Simone Gbagbo accuse l’armée française de ne pas l’aider

L’ancienne première dame ivoirienne Simone Gbagbo a accusé l’armée française de ne pas l’avoir protégée “tentative de violSelon elle, lors de son arrestation en 2011, dans un entretien avec France 24, elle a préconisé le report des élections présidentielles du 31 octobre.

Simone Gbagbo a été interrogée sur une déclaration qu’elle avait faite lors de son procès devant les tribunaux ivoiriens, affirmant qu’elle était victime de “tentative de viol«En présence de militaires français. “”Je l’ai vu de mes propres yeux! Qui a filméMme Gbagbo, 71 ans, a parlé à la chaîne d’information internationale française des soldats français. “”Ils étaient là quand les gens nous ont chassés, nous ont abattus et je n’ai vu aucun soldat français lever la main. Ils étaient là avec des caméras“Elle a confirmé et vu”la conséquence de l’attitude du gouvernement de M. Nicolas Sarkozy»(Puis président français).

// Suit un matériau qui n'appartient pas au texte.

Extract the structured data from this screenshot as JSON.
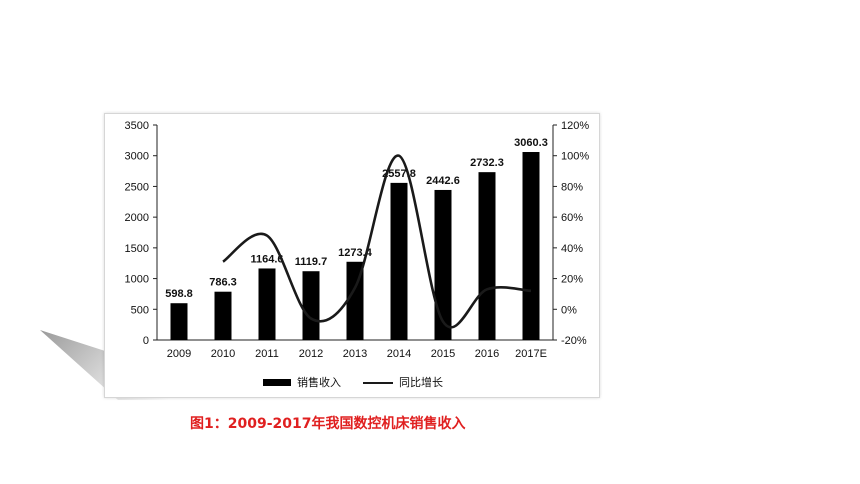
{
  "caption": "图1：2009-2017年我国数控机床销售收入",
  "colors": {
    "bar": "#000000",
    "line": "#1a1a1a",
    "caption": "#e02020"
  },
  "chart_data": {
    "type": "bar",
    "categories": [
      "2009",
      "2010",
      "2011",
      "2012",
      "2013",
      "2014",
      "2015",
      "2016",
      "2017E"
    ],
    "series": [
      {
        "name": "销售收入",
        "type": "bar",
        "axis": "left",
        "values": [
          598.8,
          786.3,
          1164.6,
          1119.7,
          1273.4,
          2557.8,
          2442.6,
          2732.3,
          3060.3
        ],
        "labels": [
          "598.8",
          "786.3",
          "1164.6",
          "1119.7",
          "1273.4",
          "2557.8",
          "2442.6",
          "2732.3",
          "3060.3"
        ]
      },
      {
        "name": "同比增长",
        "type": "line",
        "axis": "right",
        "values": [
          null,
          31,
          48,
          -6,
          14,
          100,
          -8,
          13,
          12
        ]
      }
    ],
    "y_left": {
      "min": 0,
      "max": 3500,
      "ticks": [
        "0",
        "500",
        "1000",
        "1500",
        "2000",
        "2500",
        "3000",
        "3500"
      ]
    },
    "y_right": {
      "min": -20,
      "max": 120,
      "ticks": [
        "-20%",
        "0%",
        "20%",
        "40%",
        "60%",
        "80%",
        "100%",
        "120%"
      ]
    },
    "legend_position": "bottom"
  }
}
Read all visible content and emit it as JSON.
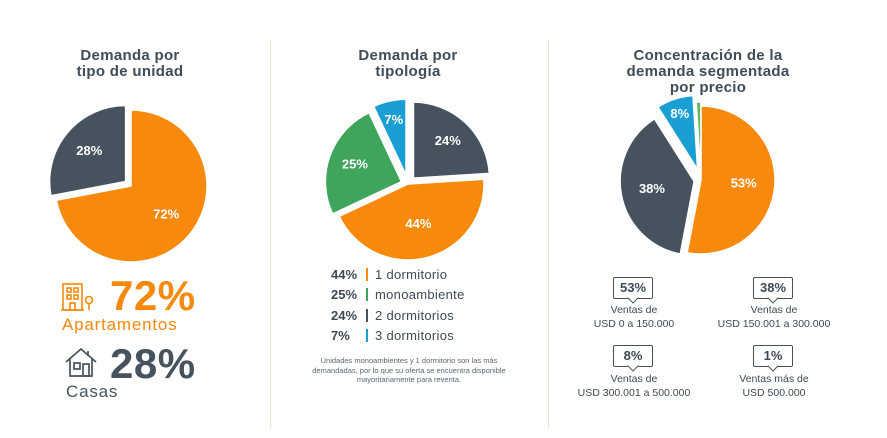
{
  "colors": {
    "orange": "#f7890c",
    "slate": "#46535e",
    "green": "#3fa55b",
    "blue": "#1a9ed3",
    "lime": "#5cb85c"
  },
  "panel1": {
    "title": "Demanda por\ntipo de unidad",
    "big1": {
      "value": "72%",
      "label": "Apartamentos",
      "icon": "building-icon"
    },
    "big2": {
      "value": "28%",
      "label": "Casas",
      "icon": "house-icon"
    }
  },
  "panel2": {
    "title": "Demanda por\ntipología",
    "legend": [
      {
        "pct": "44%",
        "label": "1 dormitorio"
      },
      {
        "pct": "25%",
        "label": "monoambiente"
      },
      {
        "pct": "24%",
        "label": "2 dormitorios"
      },
      {
        "pct": "7%",
        "label": "3 dormitorios"
      }
    ],
    "note": "Unidades monoambientes y 1 dormitorio son las más demandadas, por lo que su oferta se encuentra disponible mayoritariamente para reventa."
  },
  "panel3": {
    "title": "Concentración de la\ndemanda segmentada\npor precio",
    "segments": [
      {
        "pct": "53%",
        "label": "Ventas de\nUSD 0 a 150.000"
      },
      {
        "pct": "38%",
        "label": "Ventas de\nUSD 150.001 a 300.000"
      },
      {
        "pct": "8%",
        "label": "Ventas de\nUSD 300.001 a 500.000"
      },
      {
        "pct": "1%",
        "label": "Ventas más de\nUSD 500.000"
      }
    ]
  },
  "chart_data": [
    {
      "type": "pie",
      "title": "Demanda por tipo de unidad",
      "series": [
        {
          "name": "Apartamentos",
          "value": 72,
          "color": "#f7890c",
          "label": "72%"
        },
        {
          "name": "Casas",
          "value": 28,
          "color": "#46535e",
          "label": "28%"
        }
      ]
    },
    {
      "type": "pie",
      "title": "Demanda por tipología",
      "series": [
        {
          "name": "2 dormitorios",
          "value": 24,
          "color": "#46535e",
          "label": "24%"
        },
        {
          "name": "1 dormitorio",
          "value": 44,
          "color": "#f7890c",
          "label": "44%"
        },
        {
          "name": "monoambiente",
          "value": 25,
          "color": "#3fa55b",
          "label": "25%"
        },
        {
          "name": "3 dormitorios",
          "value": 7,
          "color": "#1a9ed3",
          "label": "7%"
        }
      ]
    },
    {
      "type": "pie",
      "title": "Concentración de la demanda segmentada por precio",
      "series": [
        {
          "name": "USD 0 a 150.000",
          "value": 53,
          "color": "#f7890c",
          "label": "53%"
        },
        {
          "name": "USD 150.001 a 300.000",
          "value": 38,
          "color": "#46535e",
          "label": "38%"
        },
        {
          "name": "USD 300.001 a 500.000",
          "value": 8,
          "color": "#1a9ed3",
          "label": "8%"
        },
        {
          "name": "más de USD 500.000",
          "value": 1,
          "color": "#5cb85c",
          "label": ""
        }
      ]
    }
  ]
}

Condamné à 20 ans de prison par la justice ivoirienne

Dans le dernier épisode de la crise post-électorale de 2010-11, au cours duquel 3000 personnes sont mortes après que le président Laurent Gbagbo ait refusé de reconnaître sa défaite électorale, les images de l’arrestation du couple Gbagbo par les forces d’Alassane Ouattara fidèles au monde étaient visibles. 2011. Nous avons vu Simone Gbagbo bousculée par des militaires. D’autres photos montrent des violences contre Michel Gbagbo, le fils de M. Gbagbo. Simone Gbagbo avait déjà accusé l’armée française lors d’un de ses procès de n’avoir rien fait pour les protéger.

Condamnée par la justice ivoirienne à 20 ans de prison pour atteinte à la sécurité de l’Etat, elle a obtenu l’amnistie en 2018, comme environ 800 personnes. En ce qui concerne l’élection présidentielle du 31 octobre 2021, Mme Gbagbo a également estimé que les élections “Ce ne sera pas«Place rappelle que l’opposition rejette la candidature d’Alassane Ouattara pour un troisième mandat controversé et réclame un nouveau Conseil constitutionnel et une nouvelle commission électorale indépendante.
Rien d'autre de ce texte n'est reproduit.